Илья Долгихъ - Путеводитель по театру и его задворкам
Отвлекшись от своих безрадостных мыслей, я понимаю, что все еще стою с чеком, на котором красуется позорно маленькая сумма, она словно смеется и дразнит меня. В бешенстве скомкав чек, я кидаю его в мусорную корзину. Проходя по коридорам театра, я стараюсь не смотреть на лица людей, мне кажется, что все они знают, какая у меня зарплата, и втайне посмеиваются и зубоскалят за моей спиной.
Я выхожу на улицу, и на полпути к метро под медленно падающим снегом я ощущаю, как мои легкие осенние ботинки пропитываются холодной влагой.
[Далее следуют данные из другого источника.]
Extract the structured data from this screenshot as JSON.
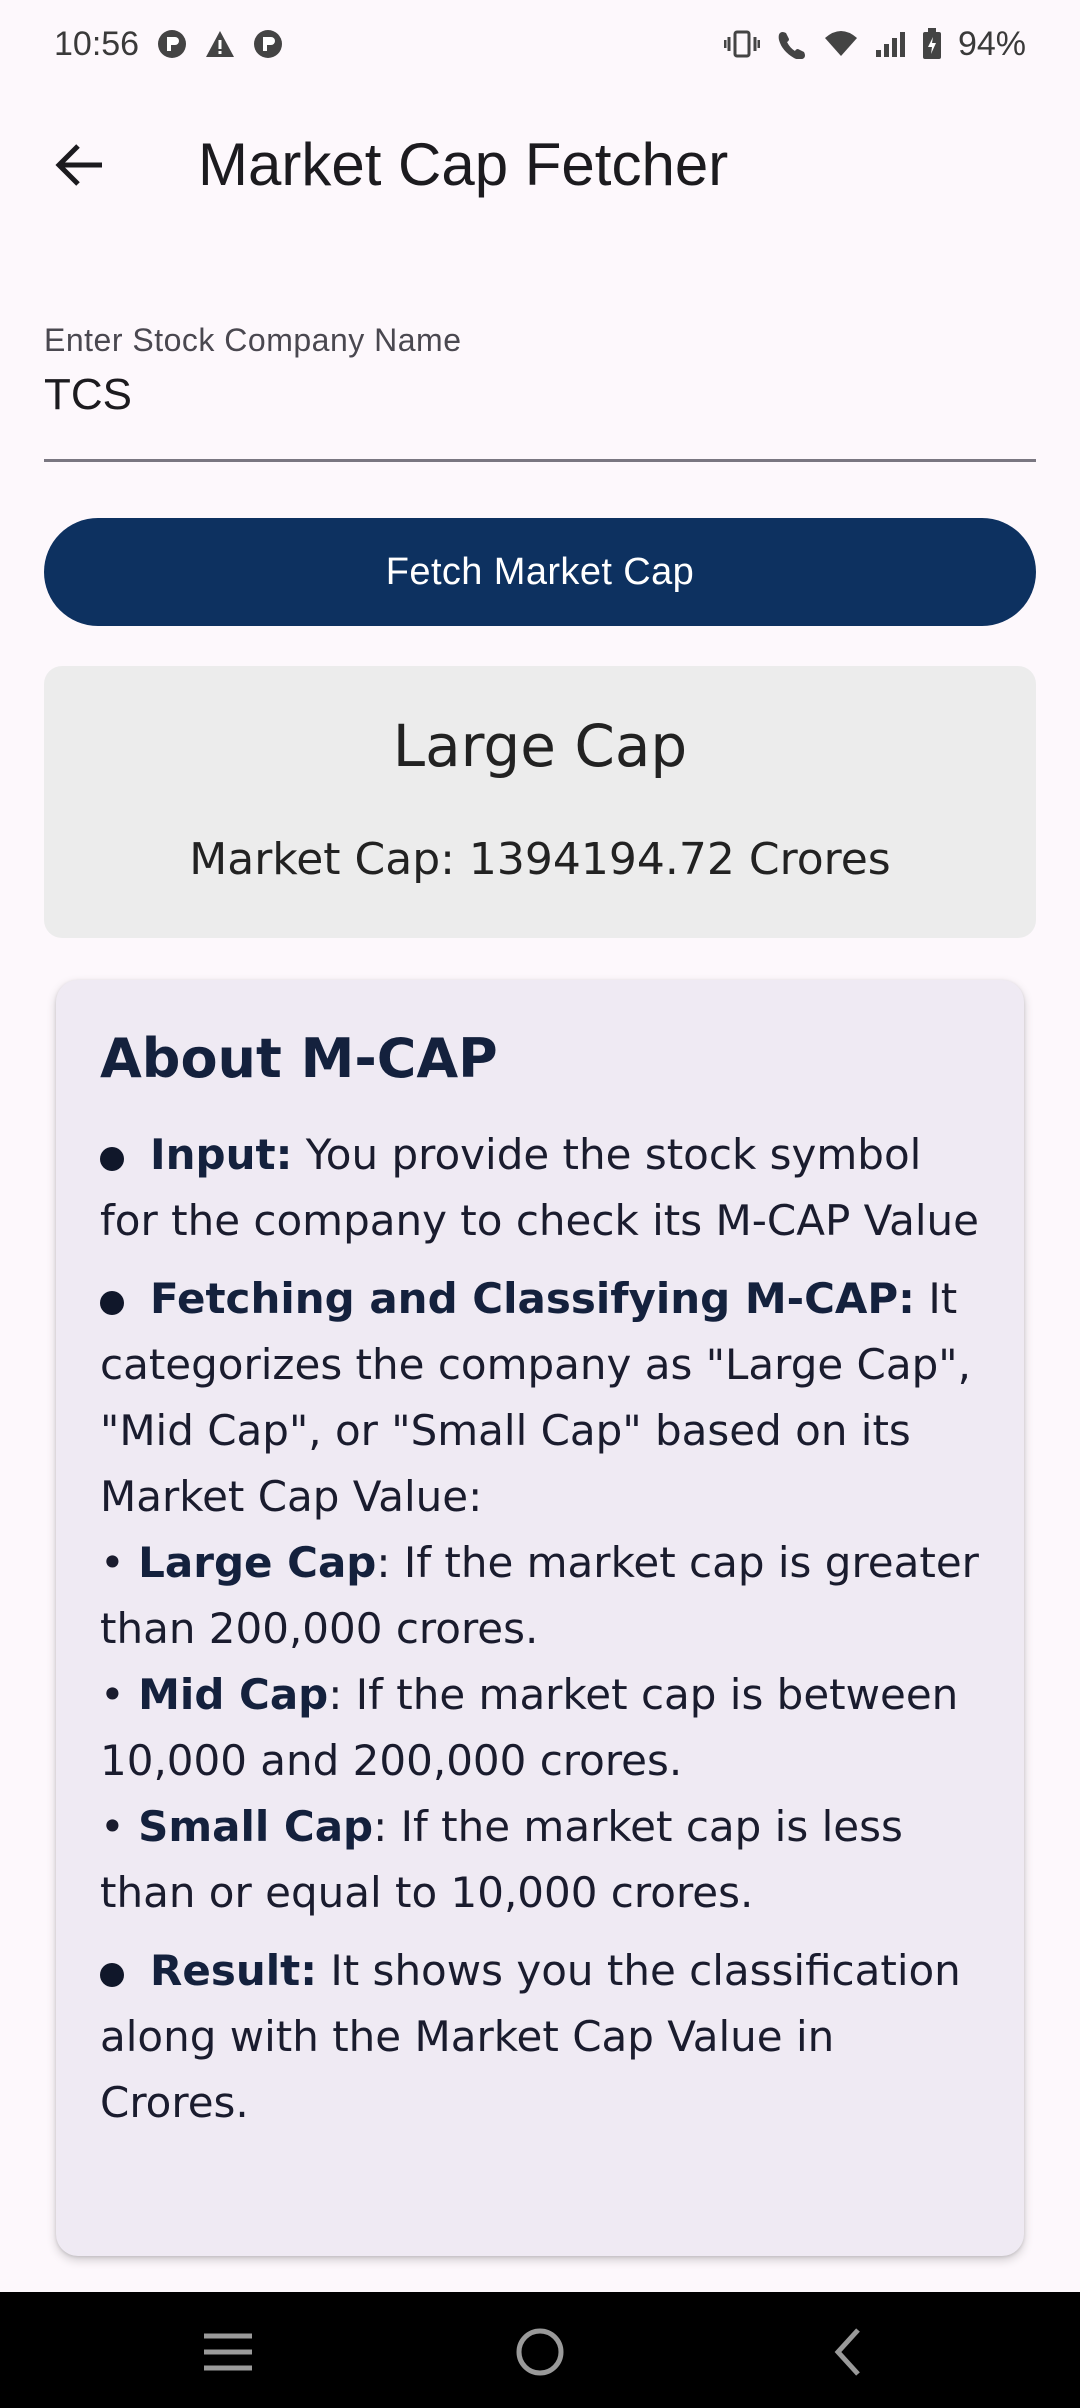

До дома мне ехать около часа, и я предвкушаю прекрасную поездку в переполненном вагоне метро в сырых, холодных ботинках, с деньгами на карточке, которые у меня язык не поворачивается назвать зарплатой. Новая рабочая неделя началась.
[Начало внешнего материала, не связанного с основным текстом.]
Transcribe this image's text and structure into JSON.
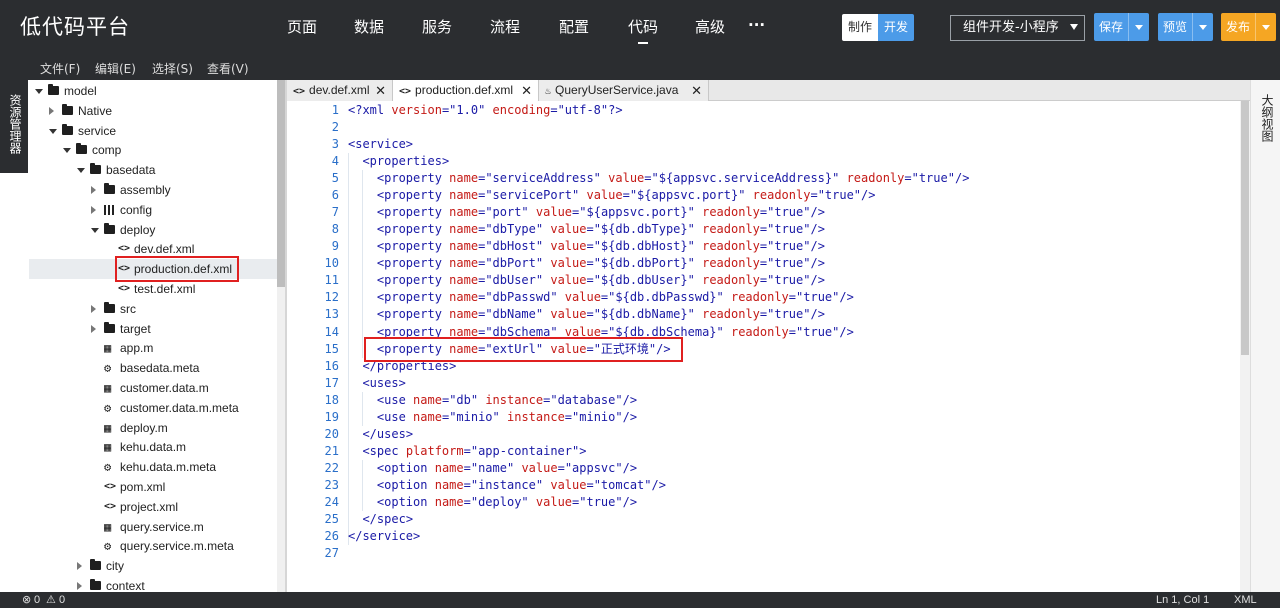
{
  "app": {
    "title": "低代码平台"
  },
  "nav": {
    "items": [
      "页面",
      "数据",
      "服务",
      "流程",
      "配置",
      "代码",
      "高级",
      "..."
    ],
    "active": "代码"
  },
  "mode_toggle": {
    "make": "制作",
    "dev": "开发"
  },
  "project_select": {
    "value": "组件开发-小程序"
  },
  "actions": {
    "save": {
      "label": "保存",
      "color": "#4c9be8"
    },
    "preview": {
      "label": "预览",
      "color": "#4c9be8"
    },
    "publish": {
      "label": "发布",
      "color": "#f5a623"
    }
  },
  "menubar": {
    "items": [
      "文件(F)",
      "编辑(E)",
      "选择(S)",
      "查看(V)"
    ]
  },
  "left_rail": {
    "label": "资源管理器"
  },
  "right_rail": {
    "label": "大纲视图"
  },
  "tree": [
    {
      "label": "model",
      "type": "folder",
      "expanded": true
    },
    {
      "label": "Native",
      "type": "folder",
      "expanded": false
    },
    {
      "label": "service",
      "type": "folder",
      "expanded": true
    },
    {
      "label": "comp",
      "type": "folder",
      "expanded": true
    },
    {
      "label": "basedata",
      "type": "folder",
      "expanded": true
    },
    {
      "label": "assembly",
      "type": "folder",
      "expanded": false
    },
    {
      "label": "config",
      "type": "config",
      "expanded": false
    },
    {
      "label": "deploy",
      "type": "folder",
      "expanded": true
    },
    {
      "label": "dev.def.xml",
      "type": "xml"
    },
    {
      "label": "production.def.xml",
      "type": "xml",
      "selected": true
    },
    {
      "label": "test.def.xml",
      "type": "xml"
    },
    {
      "label": "src",
      "type": "folder",
      "expanded": false
    },
    {
      "label": "target",
      "type": "folder",
      "expanded": false
    },
    {
      "label": "app.m",
      "type": "model"
    },
    {
      "label": "basedata.meta",
      "type": "meta"
    },
    {
      "label": "customer.data.m",
      "type": "model"
    },
    {
      "label": "customer.data.m.meta",
      "type": "meta"
    },
    {
      "label": "deploy.m",
      "type": "model"
    },
    {
      "label": "kehu.data.m",
      "type": "model"
    },
    {
      "label": "kehu.data.m.meta",
      "type": "meta"
    },
    {
      "label": "pom.xml",
      "type": "xml"
    },
    {
      "label": "project.xml",
      "type": "xml"
    },
    {
      "label": "query.service.m",
      "type": "model"
    },
    {
      "label": "query.service.m.meta",
      "type": "meta"
    },
    {
      "label": "city",
      "type": "folder",
      "expanded": false
    },
    {
      "label": "context",
      "type": "folder",
      "expanded": false
    }
  ],
  "tabs": [
    {
      "label": "dev.def.xml",
      "icon": "xml"
    },
    {
      "label": "production.def.xml",
      "icon": "xml",
      "active": true
    },
    {
      "label": "QueryUserService.java",
      "icon": "java"
    }
  ],
  "code_lines": [
    "<?xml version=\"1.0\" encoding=\"utf-8\"?>",
    "",
    "<service>",
    "  <properties>",
    "    <property name=\"serviceAddress\" value=\"${appsvc.serviceAddress}\" readonly=\"true\"/>",
    "    <property name=\"servicePort\" value=\"${appsvc.port}\" readonly=\"true\"/>",
    "    <property name=\"port\" value=\"${appsvc.port}\" readonly=\"true\"/>",
    "    <property name=\"dbType\" value=\"${db.dbType}\" readonly=\"true\"/>",
    "    <property name=\"dbHost\" value=\"${db.dbHost}\" readonly=\"true\"/>",
    "    <property name=\"dbPort\" value=\"${db.dbPort}\" readonly=\"true\"/>",
    "    <property name=\"dbUser\" value=\"${db.dbUser}\" readonly=\"true\"/>",
    "    <property name=\"dbPasswd\" value=\"${db.dbPasswd}\" readonly=\"true\"/>",
    "    <property name=\"dbName\" value=\"${db.dbName}\" readonly=\"true\"/>",
    "    <property name=\"dbSchema\" value=\"${db.dbSchema}\" readonly=\"true\"/>",
    "    <property name=\"extUrl\" value=\"正式环境\"/>",
    "  </properties>",
    "  <uses>",
    "    <use name=\"db\" instance=\"database\"/>",
    "    <use name=\"minio\" instance=\"minio\"/>",
    "  </uses>",
    "  <spec platform=\"app-container\">",
    "    <option name=\"name\" value=\"appsvc\"/>",
    "    <option name=\"instance\" value=\"tomcat\"/>",
    "    <option name=\"deploy\" value=\"true\"/>",
    "  </spec>",
    "</service>",
    ""
  ],
  "status": {
    "errors": "0",
    "warnings": "0",
    "cursor": "Ln 1, Col 1",
    "language": "XML"
  }
}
Добро пожаловать в реальный мир!
Записки из дневника:
13 января 20.. г.
«Работа – есть работа!»
Вот уже третий час я стою, окутанный ворохом пластиковой пыли, которая кружит вокруг меня плотным туманом и забивается в ноздри и глаза. Откидывая назад упавшую на лоб прядь волос, я понимаю, что они стали белыми, и ощущение присутствия песка на руках, коже и волосах раздражает, и думаешь только о том, как от него избавиться. Я с остервенением орудую тяжелым напильником, стачивая края досок, сделанных из пластика. Вокруг лежат плотными штабелями новые и уже состаренные нами доски. Сделаны уже сотни, но и впереди – сотни. Полторы тысячи досок нужно обработать вручную, создать эффект старения, эффект, который никому не будет виден из зрительного зала, но наличие которого крайне важно для нашего начальства, отвечающего за художественную часть будущей постановки.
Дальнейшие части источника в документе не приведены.